Australia‘s major newspapers published redacted front pages on Monday in protest against legislation restricting press freedoms.
Mastheads from regional and national papers, including Rupert Murdoch’s News Corp and rivals Nine Entertainment, ran front pages with most of the words blacked out.
The front pages were made to look like the copy had been censored in a similar manner to classified government documents.
They asked: “When the government keeps the truth from you, what are they covering?”
It comes after police raided the home of a News Corp journalist and the headquarters of Australian Broadcasting Corp in search of leaked government documents, leading rival media businesses to join together to fight against press restrictions.
The Media, Entertainment and Arts Alliancem, an industry body, accused Australia’s parliament passing laws in the guise of national security that impeded the public’s right to know what the government did in its name.
“Journalism is a fundamental pillar of our democracy,” said Paul Murphy, the chief executive of the industry union. “It exists to scrutinise the powerful, shine a light on wrongdoing and hold governments to account, but the Australian public is being kept in the dark,” he said in a statement.

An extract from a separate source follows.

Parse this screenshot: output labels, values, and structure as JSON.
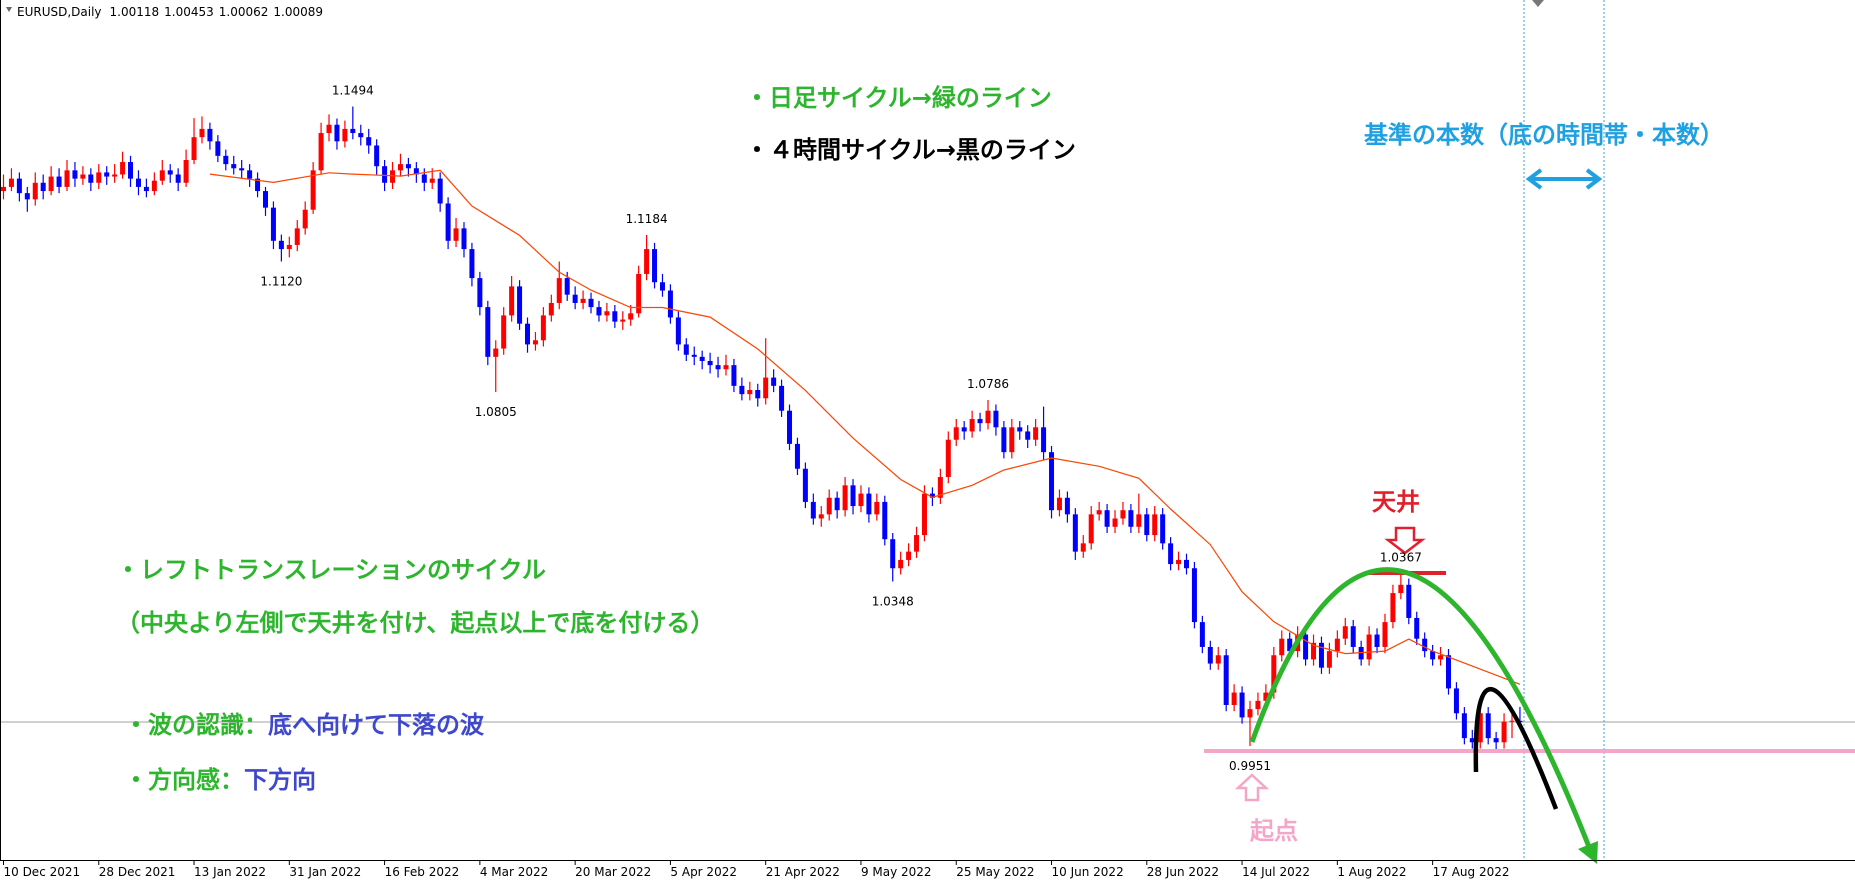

Examples of secrecy include the government’s refusal to disclose which nursing homes have been found to abuse and neglect elderly residents.
The government also will not disclose how much agricultural land has been sold to foreign entities.
“Australians should always be suspicious of governments that want to restrict their right to know what’s going on,” News Corp Australia’s executive chairman Michael Miller said.
The Australian government has previously said press freedom was a “bedrock principle”.